(WFSB) – If you thought driving got more dangerous during the pandemic, you’re not mistaken.
Channel 3 got a closer look at the program that many have noticed over the last year.
“Pandemic driving” is a real thing and there’s people set out to stop it before it becomes a tragedy that hits too close to your home.
Days before the new year, the family of 19-year-old Jacob Provost and 16-year-old Olivia Cyr had to say a tearful, sudden goodbye after the teens were killed in a crash on Route 44.
“What caused this tragedy is people not following the posted speed limits,” said Michelle Provost, Jacob’s aunt.
These young lives, full of potential, were two of the 306 lost last year on Connecticut’s roads.
The numbers don’t veer too far from previous years, but the total number of crashes were down by more than 30,000 last year when for a couple of months, the roads were mainly empty during the height of the pandemic.
“The number of fatalities that we were seeing didn’t drop in the same way that traffic volume dropped. That’s counter to what you would expect,” said Eric Jackson, Director of CT Transportation Safety Research Center.
With fewer people on the road, why are more people dying?
Eric Jackson, the Director of Connecticut’s Transportation Safety Research Center, says the reason crashes were more severe and the reason deaths didn’t drop was because speeding was increased.
“Eighty miles per hour, to 85 miles per hour. There was sometimes doubled, tripled, sometimes even quadrupled in the number of vehicles that were traveling at that speed,” Jackson said.
If you spend enough hours on the roads last year, you probably noticed.
“We really don’t have direct evidence to show why people are traveling faster,” Jackson said.
Trooper Curt Booker from the Connecticut State Police’s Aggressive Driving Team says he knows the source of the speeding epidemic.
Trooper Booker says many of the speeders cite the pandemic. He comes face to face with speeders every day, so he can share their perspective.
“People are a little angry. They’re upset about certain things, the status of the country, whatever the case may be, but to that point, they’re going to exercise that through their driving,” Trooper Booker said.
On a snowy day in mid-April, people should have been cautious on I-384 in Manchester, but that wasn’t always the case.
“This guy right here is doing 84,” Trooper Booker said.
Within a minute of Channel 3 setting up cameras, Trooper Booker was off.
Some drivers didn’t realize they were doing 80 plus miles per hour in a 65 mile per hour zone.
“I thought it was a lot lower than that,” the driver said.

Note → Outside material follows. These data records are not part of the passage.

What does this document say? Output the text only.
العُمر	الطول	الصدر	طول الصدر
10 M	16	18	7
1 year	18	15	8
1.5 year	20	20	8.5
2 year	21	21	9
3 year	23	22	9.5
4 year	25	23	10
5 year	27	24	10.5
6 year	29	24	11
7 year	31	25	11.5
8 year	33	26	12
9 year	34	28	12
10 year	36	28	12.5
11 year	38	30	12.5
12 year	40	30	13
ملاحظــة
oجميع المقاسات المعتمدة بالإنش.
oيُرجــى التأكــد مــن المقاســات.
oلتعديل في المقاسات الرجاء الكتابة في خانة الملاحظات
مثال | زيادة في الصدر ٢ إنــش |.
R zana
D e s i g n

Other apologized immediately.
The most dangerous part of the situation is the traffic volume has now pretty much returned to normal, but the pandemic speeding hasn’t corrected itself.
“We really haven’t seen the drop in those numbers since the lockdown took place,” Jackson said.
“We’re creatures of habit. What we do once, we do it again. Now that we’ve been allowed or at least the perspective is that we’re allowed to drive that way, that’s not the truth or reality, but they believe that it is,” Trooper Booker said.
With summer fast approaching, expect the traffic to only get worse. With the same amount of aggression on the roads, police and experts hope that drivers will self-correct, but fear they may not.
“Until the discourse of the nation changes, it may be here. I’m no expert on that, but it very well could be here for a while,” Trooper Booker said.
That’s why the State Police Aggressive Driving Teams are so important. They will be out, cracking down on speeding, texting, and other distractions to make the roads safe as more people get on them.